Competition for a teaching and office building, University of Innsbruck

Zeitbogen (Time Arch) is the title of the project with which Peter Sandbichler won BIG’s Kunst & Bau (Art & Architecture) competition for the University of Innsbruck’s teaching and office building on 13 December 2019.

The judges explained their decision as follows:
“Peter Sandbichler’s sculptural intervention for the central entrance portal of the university building explores the relationship between seeing and perceiving as the foundation of scientific thinking. He has developed a three-dimensional ornament made up of basic elements for the arch’s surface area of approximately 120m². These elements are repeated over and over, with a modification of a few of their parameters in each repetition, so that the eye can perceive the gradual change. In this way, Sandbichler references the theory by physicist Douglas R. Hofstadter; in 1985 Hofstadter demonstrated that the gradual transformation of a pattern creates a temporal progression.
The adornment’s basic shapes are pyramids with diamond-shaped bases that unfold along the arch like a mountain range. While the width of the pyramid remains constant, the height and length change successively and blend into the arch. The adornment starts out quite flat at the edges near the ground and increases in diameter towards the curve of the arch. Hyperbolic sequences are created along the arch’s curve.
Peter Sandbichler has chosen the central entrance to the university building for his intervention. With a minimalist yet powerful sculptural gesture, the sculptor brings together humanities and natural sciences in a sophisticated way, thus crafting an abstract metaphor for access to education and knowledge as well as for the complexity of the sciences. At the same time, he creates a physically explorable, atmospheric space. A result of the fusion of mathematics, art, technology and philosophy, the adornment becomes part of the building’s design and holistically designates the university as a place that unites research and teaching.”

Winner: Zeitbogen (Time Arch)

The sculptural intervention for the main entrance develops an adornment based on Douglas R. Hofstadter’s Parquet Deformation. By overlapping and rotating circles, Sandbichler creates a pattern of pyramids with a diamond-shaped base in the cut surface of the arch.  These unfold along the arch like a mountain range, with the segments starting out shallow near the ground and getting deeper towards the centre of the arch. The three-dimensional adornment transforms the functional entranceway into a portal with a strong spatial and atmospheric impact on both the inside and outside areas of the building.


What we know about the art of antiquity is largely based on multiple transfers through copies of copies. For this project, a number of works will be selected from Innsbruck’s collection of plaster casts of ancient statues. Replicas will be arranged in the form of a stele that widens towards the top in the building’s atrium. As a visual vertical reference axis with narrative elements, the piece also aims to provide a clear contrast to the strictly formal architecture of the building.

Halbe Welt (Half the World)

Comprehending the world in its entirety is an age-old human dream – especially in a university environment. And yet study and science, especially in the context of the privileged position of a European institution, is only “half the world”. Andreas Fogarasi proposes the installation of an architectural sculpture on the campus lawn that follows the example of classical panoramic displays. A spiral staircase leads to a circular platform, which offers a view, not of a painting, but of the surroundings.

Firmament des universellen Wissens (Firmament of Universal Knowledge)

Claudia Larcher will realise a fresco on the vaulted ceiling above the main entrance. It depicts the dome of the sky with roughly 60 golden yellow stars on an ultramarine blue background.
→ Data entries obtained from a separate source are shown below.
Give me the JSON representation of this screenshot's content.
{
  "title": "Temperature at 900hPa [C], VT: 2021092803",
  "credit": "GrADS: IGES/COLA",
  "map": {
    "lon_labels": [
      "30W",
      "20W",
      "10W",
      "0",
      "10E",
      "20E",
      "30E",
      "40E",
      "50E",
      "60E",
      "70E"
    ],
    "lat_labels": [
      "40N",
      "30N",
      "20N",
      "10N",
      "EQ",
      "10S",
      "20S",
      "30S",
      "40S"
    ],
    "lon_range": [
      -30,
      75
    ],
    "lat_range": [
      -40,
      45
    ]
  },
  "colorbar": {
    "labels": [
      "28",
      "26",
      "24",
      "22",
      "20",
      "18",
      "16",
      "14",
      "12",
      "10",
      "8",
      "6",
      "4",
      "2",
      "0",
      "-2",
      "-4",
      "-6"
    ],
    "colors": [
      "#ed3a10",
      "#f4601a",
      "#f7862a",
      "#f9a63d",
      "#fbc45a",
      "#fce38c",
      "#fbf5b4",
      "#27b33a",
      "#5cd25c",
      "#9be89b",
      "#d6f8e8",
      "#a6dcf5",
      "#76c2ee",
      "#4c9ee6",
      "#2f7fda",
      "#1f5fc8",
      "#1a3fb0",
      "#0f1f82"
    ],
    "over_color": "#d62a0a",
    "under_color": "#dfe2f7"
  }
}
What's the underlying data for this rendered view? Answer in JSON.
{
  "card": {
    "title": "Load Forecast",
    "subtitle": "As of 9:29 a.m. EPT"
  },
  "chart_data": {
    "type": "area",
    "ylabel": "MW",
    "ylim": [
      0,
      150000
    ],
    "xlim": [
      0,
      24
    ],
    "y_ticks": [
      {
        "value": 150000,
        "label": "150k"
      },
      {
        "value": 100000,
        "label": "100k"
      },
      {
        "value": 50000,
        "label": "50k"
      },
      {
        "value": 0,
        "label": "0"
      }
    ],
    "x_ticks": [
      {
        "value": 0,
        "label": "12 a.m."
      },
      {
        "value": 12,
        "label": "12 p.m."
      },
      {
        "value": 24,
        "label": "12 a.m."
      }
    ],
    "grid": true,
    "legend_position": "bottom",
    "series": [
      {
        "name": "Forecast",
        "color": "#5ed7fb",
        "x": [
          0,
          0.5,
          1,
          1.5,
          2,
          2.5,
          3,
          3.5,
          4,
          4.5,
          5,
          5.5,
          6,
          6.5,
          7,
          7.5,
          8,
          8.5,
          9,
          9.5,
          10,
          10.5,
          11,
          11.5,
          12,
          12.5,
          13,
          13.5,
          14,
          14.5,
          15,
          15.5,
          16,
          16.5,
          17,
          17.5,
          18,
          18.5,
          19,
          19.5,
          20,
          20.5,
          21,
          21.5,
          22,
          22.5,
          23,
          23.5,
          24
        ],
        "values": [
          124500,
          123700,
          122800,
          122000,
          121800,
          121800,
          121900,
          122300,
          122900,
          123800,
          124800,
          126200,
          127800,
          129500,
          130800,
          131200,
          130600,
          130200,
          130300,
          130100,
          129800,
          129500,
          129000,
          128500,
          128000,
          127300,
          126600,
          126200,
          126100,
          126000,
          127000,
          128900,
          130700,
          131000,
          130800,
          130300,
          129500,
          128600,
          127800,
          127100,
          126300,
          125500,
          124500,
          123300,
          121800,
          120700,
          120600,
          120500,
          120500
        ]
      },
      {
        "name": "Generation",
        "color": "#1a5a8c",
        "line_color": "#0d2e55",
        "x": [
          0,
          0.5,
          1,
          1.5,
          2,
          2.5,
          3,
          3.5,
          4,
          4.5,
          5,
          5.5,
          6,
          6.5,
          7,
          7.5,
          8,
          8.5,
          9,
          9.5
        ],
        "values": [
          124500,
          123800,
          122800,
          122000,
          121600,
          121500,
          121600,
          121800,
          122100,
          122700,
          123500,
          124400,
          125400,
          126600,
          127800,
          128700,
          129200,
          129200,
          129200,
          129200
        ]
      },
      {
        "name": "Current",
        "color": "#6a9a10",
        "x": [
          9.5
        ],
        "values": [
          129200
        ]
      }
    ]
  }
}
The university’s seal at its centre serves as a unifying element, while the surrounding stars are symbols, including atoms, bacteria, ice crystals, emojis, a black hole, a meteorite and a quasiparticle. These symbols represent the places and empirical research areas of the University of Innsbruck. One of the “stars” is a QR code that links to a website where all the symbols are explained in a kind of encyclopaedia.

Institut für europäische Minderheitssprachen (Institute for European Minority Languages)

The artists propose to establish a new institute at the University of Innsbruck. The underlying reason for this is the fact that not a single university has a department for European minority languages as yet. Five languages will be selected to represent the institute. Their geographical borderlines will be derived from language maps (ignoring the true scale ratios), realised in the form of five sculptures and installed on the roof of the bicycle shelter. They will be complemented by a nameplate for the department located by the outside staircase and listing 56 minority languages.